現場見学

 先日、私が所属するJSCA(日本建築構造技術者協会)のイベントで、私が毎日通勤で前を通っている「阪神阪急梅田1丁目1番地」の工事現場の見学会があり、タイミング良く参加できた。

 1期の低層棟は2018年に竣工し、既に百貨店として営業中、現在、2期の高層棟(38階建)を建設中で22階を施工中。1期も合わせた工期は8年(24時間稼働)で2022年竣工予定とのこと。

 見所は沢山あったが、構造設計者として気になっていたのは、低層棟と高層棟を一体で設計されていて、建物配置的に重量偏心しているので、低層部も含めた平面では強烈な捻れ挙動が生じるという事。

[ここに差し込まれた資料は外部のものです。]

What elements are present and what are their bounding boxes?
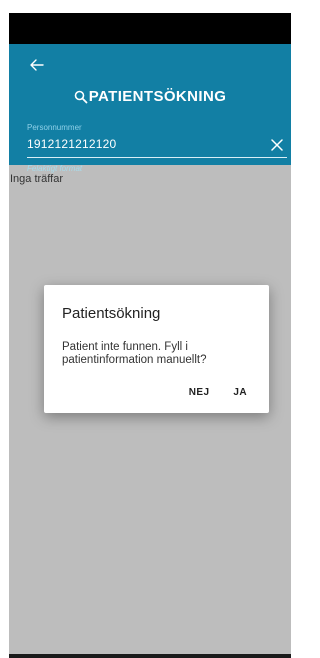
app-screen: PATIENTSÖKNING Personnummer 191212121212… (9, 13, 291, 658)
app-header: PATIENTSÖKNING Personnummer 191212121212… (9, 44, 291, 173)
search-field-error: Felaktigt format (27, 164, 83, 173)
dialog-actions: NEJ JA (189, 387, 247, 398)
empty-results-text: Inga träffar (10, 173, 63, 185)
page: PATIENTSÖKNING Personnummer 191212121212… (0, 0, 297, 658)
dialog-title: Patientsökning (62, 305, 161, 322)
status-bar (9, 13, 291, 44)
search-icon (74, 90, 88, 103)
yes-button[interactable]: JA (233, 387, 247, 398)
no-button[interactable]: NEJ (189, 387, 210, 398)
dialog-message: Patient inte funnen. Fyll i patientinfor… (62, 341, 207, 366)
patient-not-found-dialog: Patientsökning Patient inte funnen. Fyll… (44, 285, 269, 413)
clear-search-button[interactable] (269, 137, 285, 153)
search-field-underline (27, 157, 287, 158)
page-title-row: PATIENTSÖKNING (9, 88, 291, 105)
close-icon (271, 139, 283, 151)
page-title: PATIENTSÖKNING (88, 88, 227, 105)
arrow-left-icon (30, 59, 44, 71)
search-input[interactable]: 1912121212120 (27, 137, 116, 151)
search-field-label: Personnummer (27, 123, 82, 132)
navigation-bar (9, 654, 291, 658)
back-button[interactable] (25, 55, 49, 75)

 以前雑誌で読んだが、高層棟を胴体、低層棟を本体のしっぽにたとえた、ビーバーテイル制振という考え方があって、ビーバーやリスなどの動物は大きな尾を持っており、胴体と尾は互いにバランスをとりながら動作するように、固有周期の違いを利用して、捻れ挙動を逆手にお互いのバランスを取り合う相互作用に期待したと。解決した理論がシンプルで説明もしやすく、おもしろい考え方だと思った。

 設計者によると、基本設計でもEXP.Jで分棟されていた計画を何故、一体にしたのか。という根本的なところは、コスト面も含め、よく他から突き上げを食らうらしい。これには、大阪梅田のシンボリックな空間をぐるりと覆うファサードデザインの一体性は施主要望でもあったとか、結果的には1期、2期を通したコストはそれほど他の計画と変わらないとか、説明を受けたが、すこし苦々しく話されていたのが印象的だった。


たくさん写真や動画を撮ったが、残念ながら見学時の工事写真はウェブアップが禁止されており、通勤途中で撮った、現在(2020/11)の外観写真を上げておく。